3. Require a minimum down payment of 20 per cent for government-backed mortgage insurance on non-owner-occupied properties purchased for speculation.
These new rules come into effect onApril 19, 2010. So, basically, if someone is interested in a variable rate mortgage, they will have to qualify for a 5 year fixed rate with that Lender in order to obtain the variable rate. Economists say that this will not hinder families from purchasing a home, it just means that their household income may have to earn 5-8,000 more to qualify in some instances. Statistics have shown that those in a variable rate mortgage tend to save money in the long run, without locking in, due to the lower rate. Still, these should give the consumer added confidence when applying for a variable rate mortgage.

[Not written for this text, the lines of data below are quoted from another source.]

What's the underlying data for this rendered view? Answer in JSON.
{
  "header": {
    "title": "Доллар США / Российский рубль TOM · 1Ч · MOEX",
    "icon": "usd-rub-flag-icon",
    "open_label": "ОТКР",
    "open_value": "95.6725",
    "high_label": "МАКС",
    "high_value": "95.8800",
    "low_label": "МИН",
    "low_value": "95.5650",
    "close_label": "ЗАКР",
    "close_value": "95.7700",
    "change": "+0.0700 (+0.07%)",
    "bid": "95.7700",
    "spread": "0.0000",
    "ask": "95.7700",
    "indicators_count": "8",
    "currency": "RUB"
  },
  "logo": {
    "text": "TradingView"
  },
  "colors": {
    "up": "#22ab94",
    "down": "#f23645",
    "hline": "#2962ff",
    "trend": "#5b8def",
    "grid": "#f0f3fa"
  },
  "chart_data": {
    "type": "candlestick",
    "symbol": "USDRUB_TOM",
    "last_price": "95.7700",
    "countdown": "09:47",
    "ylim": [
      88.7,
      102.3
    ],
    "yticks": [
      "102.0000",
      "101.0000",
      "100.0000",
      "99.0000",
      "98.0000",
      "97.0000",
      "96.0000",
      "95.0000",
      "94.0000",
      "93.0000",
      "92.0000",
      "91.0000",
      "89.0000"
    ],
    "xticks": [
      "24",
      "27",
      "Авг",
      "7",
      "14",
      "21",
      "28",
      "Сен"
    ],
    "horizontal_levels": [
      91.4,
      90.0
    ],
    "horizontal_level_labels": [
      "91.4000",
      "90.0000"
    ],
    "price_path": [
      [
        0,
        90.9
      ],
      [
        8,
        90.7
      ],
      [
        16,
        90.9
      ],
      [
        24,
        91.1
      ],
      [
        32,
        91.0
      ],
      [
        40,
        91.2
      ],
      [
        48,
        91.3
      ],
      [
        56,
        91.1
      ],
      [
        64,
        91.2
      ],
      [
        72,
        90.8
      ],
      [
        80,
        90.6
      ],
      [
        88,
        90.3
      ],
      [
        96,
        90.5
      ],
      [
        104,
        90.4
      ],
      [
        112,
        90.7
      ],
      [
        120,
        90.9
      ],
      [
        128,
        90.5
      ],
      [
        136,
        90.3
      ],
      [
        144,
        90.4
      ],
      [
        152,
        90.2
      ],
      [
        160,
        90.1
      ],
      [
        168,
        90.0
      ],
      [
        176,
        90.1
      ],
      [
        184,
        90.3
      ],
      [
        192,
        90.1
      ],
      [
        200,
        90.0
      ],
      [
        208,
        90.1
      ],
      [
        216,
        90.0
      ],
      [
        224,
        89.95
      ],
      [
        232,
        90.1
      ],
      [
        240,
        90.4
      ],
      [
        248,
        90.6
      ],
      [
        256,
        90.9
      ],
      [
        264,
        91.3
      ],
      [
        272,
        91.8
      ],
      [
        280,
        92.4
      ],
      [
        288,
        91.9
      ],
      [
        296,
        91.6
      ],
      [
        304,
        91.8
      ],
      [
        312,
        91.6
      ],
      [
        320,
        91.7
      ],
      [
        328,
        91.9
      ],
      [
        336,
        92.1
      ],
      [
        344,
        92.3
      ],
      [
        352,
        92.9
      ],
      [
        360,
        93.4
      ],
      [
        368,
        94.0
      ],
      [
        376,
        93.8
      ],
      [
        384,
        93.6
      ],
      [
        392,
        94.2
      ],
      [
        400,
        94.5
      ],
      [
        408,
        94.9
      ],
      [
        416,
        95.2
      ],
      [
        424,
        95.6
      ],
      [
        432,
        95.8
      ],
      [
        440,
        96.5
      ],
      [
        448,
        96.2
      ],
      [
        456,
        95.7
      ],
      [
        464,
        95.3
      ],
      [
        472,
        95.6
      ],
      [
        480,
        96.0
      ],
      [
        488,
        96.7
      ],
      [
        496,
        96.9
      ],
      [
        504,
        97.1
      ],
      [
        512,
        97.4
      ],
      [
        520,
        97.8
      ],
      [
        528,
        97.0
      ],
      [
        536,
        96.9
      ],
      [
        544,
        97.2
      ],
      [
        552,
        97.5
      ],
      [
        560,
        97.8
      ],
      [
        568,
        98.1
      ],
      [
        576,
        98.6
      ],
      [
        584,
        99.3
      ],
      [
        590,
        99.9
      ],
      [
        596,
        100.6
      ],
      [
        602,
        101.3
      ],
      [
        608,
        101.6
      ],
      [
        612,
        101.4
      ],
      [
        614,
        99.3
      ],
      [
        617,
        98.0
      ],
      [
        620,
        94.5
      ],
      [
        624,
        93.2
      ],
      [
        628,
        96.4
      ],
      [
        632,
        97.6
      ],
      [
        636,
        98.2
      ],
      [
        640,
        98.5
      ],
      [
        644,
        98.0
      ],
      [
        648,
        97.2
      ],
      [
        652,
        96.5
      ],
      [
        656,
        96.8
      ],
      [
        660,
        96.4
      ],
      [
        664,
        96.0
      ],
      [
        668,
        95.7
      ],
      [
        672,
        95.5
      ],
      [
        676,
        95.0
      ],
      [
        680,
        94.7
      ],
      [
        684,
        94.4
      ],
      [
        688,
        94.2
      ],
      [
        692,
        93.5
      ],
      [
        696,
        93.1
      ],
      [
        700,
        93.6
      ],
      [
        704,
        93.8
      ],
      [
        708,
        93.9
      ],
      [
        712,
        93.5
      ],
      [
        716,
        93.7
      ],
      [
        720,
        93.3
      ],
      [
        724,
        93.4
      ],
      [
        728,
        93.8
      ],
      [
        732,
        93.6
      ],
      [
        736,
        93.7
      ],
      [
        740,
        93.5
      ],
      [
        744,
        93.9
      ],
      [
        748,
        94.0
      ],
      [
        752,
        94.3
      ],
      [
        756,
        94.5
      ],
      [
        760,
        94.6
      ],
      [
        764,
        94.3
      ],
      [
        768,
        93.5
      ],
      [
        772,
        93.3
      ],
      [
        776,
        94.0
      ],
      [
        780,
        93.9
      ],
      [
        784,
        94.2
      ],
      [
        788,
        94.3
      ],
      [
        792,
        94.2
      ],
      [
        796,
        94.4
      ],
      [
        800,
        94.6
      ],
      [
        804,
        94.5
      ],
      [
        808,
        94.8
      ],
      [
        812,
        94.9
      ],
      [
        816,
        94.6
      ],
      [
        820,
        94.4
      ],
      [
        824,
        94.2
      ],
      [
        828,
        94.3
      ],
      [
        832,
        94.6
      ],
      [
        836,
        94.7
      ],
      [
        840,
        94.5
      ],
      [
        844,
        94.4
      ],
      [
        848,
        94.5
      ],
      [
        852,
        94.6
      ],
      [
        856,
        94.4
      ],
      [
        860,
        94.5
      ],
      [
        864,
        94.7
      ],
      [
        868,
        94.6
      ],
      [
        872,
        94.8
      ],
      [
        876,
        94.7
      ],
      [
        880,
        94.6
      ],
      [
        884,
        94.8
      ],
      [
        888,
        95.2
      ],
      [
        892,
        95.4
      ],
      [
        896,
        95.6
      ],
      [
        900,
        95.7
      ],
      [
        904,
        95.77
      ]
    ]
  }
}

This brings me to my next topic: The future of interest rates. There’s been a whole lot of speculation in the media as far as what interest rates will do in the coming months. Some have suggested that come June, 2010, prime will rise, and rise sharply. However, Mark Carney has said, through his advisor, that it would be reactionary to raise rates any time soon, and even hinted that the answer may be to keep them low even beyond summer 2010.
David Rosenberg, chief strategist for Gluskin Sheff, wrote, in his Jan. 27 article in Report On Business, “For the Bank of Canada to raise rates before the middle part of 2011 would be totally inconsistent with its current forecast.” Regarding the predictions for a “blowout” reading on 4th quarter GDP, he says, “…for anyone who thinks a big number is likely to help lock in a rate hike this summer, I would suggest that is not going to happen. In fact, my view is that the Bank of Canada will not be raising rates until mid-2011 - at the earliest….Until then, homeowners opting for variable rate mortgage financing will likely not have to face the interest rate music.”
I tend to side with Mr. Rosenberg, and I think that what the Finance Minister has done is prevent families from overextending themselves in some circumstances. This may prompt Canadian families to act, with added assurance, when it is in their best interests, when considering a purchase or refinance.
Although many Lenders already practice the rules that are going to be implemented, I believe the market is driven largely by comsumer confidence, fuelled by the media. Having said that, what can positively effect consumer confidence will inevitably have a positive, trickle down effect on the stability of the housing and mortgage market.